- Abdul Hakim Mahfudz atau Gus Kikin resmi ditetapkan sebagai Ketua Umum PBNU periode 2026-2031 di Jombang, Jawa Timur, Senin (31/8/2026).
- Penetapan Gus Kikin dilakukan melalui musyawarah mufakat oleh sembilan anggota Ahlul Halli Wal Aqdi dalam Muktamar NU.
- Ketua Umum DPP PKB Cak Imin berpesan agar Gus Kikin belajar dari dinamika organisasi lima tahun terakhir.

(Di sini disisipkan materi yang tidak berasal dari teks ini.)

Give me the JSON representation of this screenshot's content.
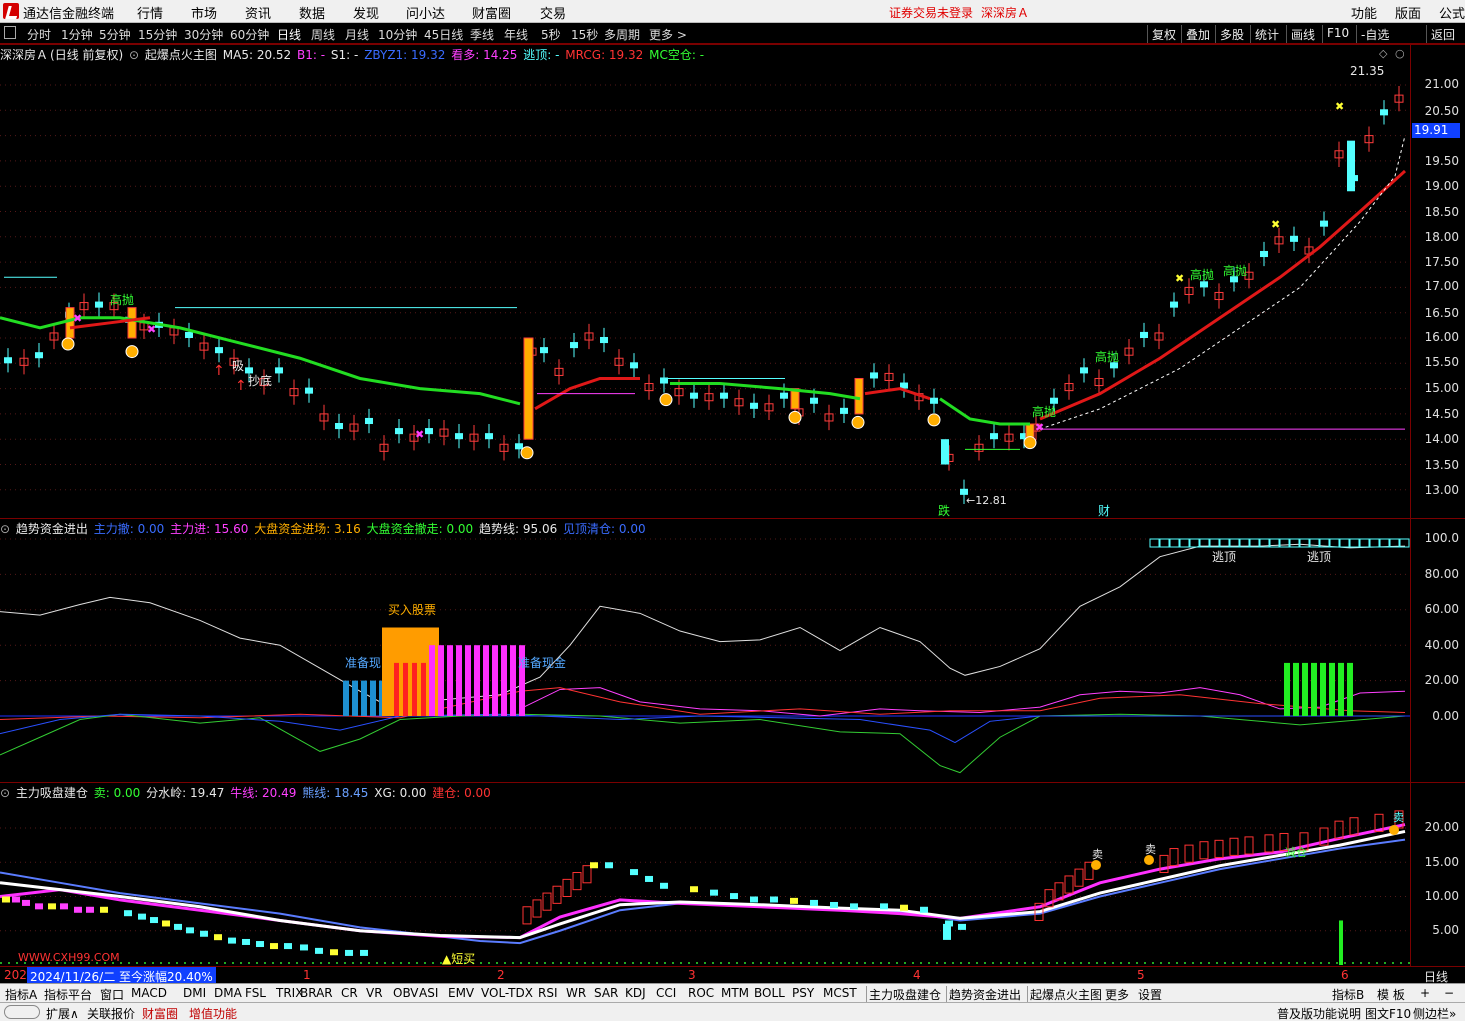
{
  "app": {
    "title": "通达信金融终端",
    "menu": [
      "行情",
      "市场",
      "资讯",
      "数据",
      "发现",
      "问小达",
      "财富圈",
      "交易"
    ],
    "notice_login": "证券交易未登录",
    "notice_stock": "深深房Ａ",
    "menu_right": [
      "功能",
      "版面",
      "公式"
    ]
  },
  "toolbar": {
    "periods": [
      "分时",
      "1分钟",
      "5分钟",
      "15分钟",
      "30分钟",
      "60分钟",
      "日线",
      "周线",
      "月线",
      "10分钟",
      "45日线",
      "季线",
      "年线",
      "5秒",
      "15秒",
      "多周期",
      "更多 >"
    ],
    "active_period": "日线",
    "right_buttons": [
      "复权",
      "叠加",
      "多股",
      "统计",
      "画线",
      "F10",
      "-自选",
      "返回"
    ]
  },
  "main_pane": {
    "legend": {
      "stock": "深深房Ａ",
      "mode": "(日线 前复权)",
      "formula": "起爆点火主图",
      "ma5": "MA5: 20.52",
      "b1": "B1: -",
      "s1": "S1: -",
      "zbyz": "ZBYZ1: 19.32",
      "kanduo": "看多: 14.25",
      "taoding": "逃顶: -",
      "mrcg": "MRCG: 19.32",
      "mc": "MC空仓: -"
    },
    "axis_ticks": [
      "21.00",
      "20.50",
      "19.50",
      "19.00",
      "18.50",
      "18.00",
      "17.50",
      "17.00",
      "16.50",
      "16.00",
      "15.50",
      "15.00",
      "14.50",
      "14.00",
      "13.50",
      "13.00"
    ],
    "current_price": "19.91",
    "high_label": "21.35",
    "annotations": {
      "gaopao": "高抛",
      "xishou": "吸",
      "chaodi": "抄底",
      "die": "跌",
      "cai": "财",
      "low_mark": "←12.81"
    },
    "colors": {
      "up": "#ff3c3c",
      "down": "#54ffff",
      "green_line": "#22dd22",
      "red_line": "#e01818"
    }
  },
  "sub1": {
    "legend": {
      "name": "趋势资金进出",
      "zhuli_chu": "主力撤: 0.00",
      "zhuli_jin": "主力进: 15.60",
      "dapan_jin": "大盘资金进场: 3.16",
      "dapan_chu": "大盘资金撤走: 0.00",
      "qushi": "趋势线: 95.06",
      "jianding": "见顶清仓: 0.00"
    },
    "axis_ticks": [
      "100.0",
      "80.00",
      "60.00",
      "40.00",
      "20.00",
      "0.00"
    ],
    "labels": {
      "buy": "买入股票",
      "prep1": "准备现",
      "prep2": "准备现金",
      "top1": "逃顶",
      "top2": "逃顶"
    }
  },
  "sub2": {
    "legend": {
      "name": "主力吸盘建仓",
      "mai": "卖: 0.00",
      "fenshuiling": "分水岭: 19.47",
      "niuxian": "牛线: 20.49",
      "xiongxian": "熊线: 18.45",
      "xg": "XG: 0.00",
      "jiancang": "建仓: 0.00"
    },
    "axis_ticks": [
      "20.00",
      "15.00",
      "10.00",
      "5.00"
    ],
    "labels": {
      "watermark": "WWW.CXH99.COM",
      "duanmai": "▲短买",
      "sell1": "卖",
      "sell2": "卖",
      "sell3": "卖",
      "jian": "减仓"
    }
  },
  "datebar": {
    "year_prefix": "202",
    "date": "2024/11/26/二",
    "change": "至今涨幅20.40%",
    "months": [
      "1",
      "2",
      "3",
      "4",
      "5",
      "6"
    ],
    "period": "日线"
  },
  "tabs": {
    "items": [
      "指标A",
      "指标平台",
      "窗口",
      "MACD",
      "DMI",
      "DMA",
      "FSL",
      "TRIX",
      "BRAR",
      "CR",
      "VR",
      "OBV",
      "ASI",
      "EMV",
      "VOL-TDX",
      "RSI",
      "WR",
      "SAR",
      "KDJ",
      "CCI",
      "ROC",
      "MTM",
      "BOLL",
      "PSY",
      "MCST",
      "主力吸盘建仓",
      "趋势资金进出",
      "起爆点火主图",
      "更多",
      "设置"
    ],
    "right": [
      "指标B",
      "模 板",
      "+",
      "−"
    ]
  },
  "status": {
    "items": [
      "扩展∧",
      "关联报价",
      "财富圈",
      "增值功能"
    ],
    "right": [
      "普及版功能说明",
      "图文F10",
      "侧边栏»"
    ]
  }
}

Suara.com - Ketua Umum DPP Partai Kebangkitan Bangsa (PKB) Abdul Muhaimin Iskandar atau Cak Imin meminta Ketua Umum Pengurus Besar Nahdlatul Ulama (PBNU) terpilih Abdul Hakim Mahfudz alias Gus Kikin mengambil pelajaran dari dinamika organisasi selama lima tahun terakhir.
Pesan tersebut disampaikan Cak Imin setelah Gus Kikin ditetapkan sebagai Ketua Umum PBNU periode 2026–2031 melalui Muktamar NU di Kabupaten Jombang, Jawa Timur, Senin (31/8/2026).
"Mari belajar dari pengalaman lima tahun terakhir ini. Insyaallah kebaikan akan menghapus keburukan," kata Cak Imin dalam keterangannya di Jakarta, Senin (31/8/2026), mengutip dari ANTARA.
Cak Imin juga menyampaikan ucapan selamat kepada Gus Kikin atas amanah baru yang diterimanya. Ia berharap Gus Kikin dapat menjalankan kepemimpinan PBNU dengan berpegang teguh pada Qanun Asasi NU.
"Selamat berjuang Gus Kikin. Semoga sukses dalam rida dan pertolongan Allah SWT," ujarnya.
Ia juga berpesan agar Gus Kikin senantiasa istikamah dalam menjalankan amanah sebagai pemimpin organisasi Islam terbesar di Indonesia tersebut.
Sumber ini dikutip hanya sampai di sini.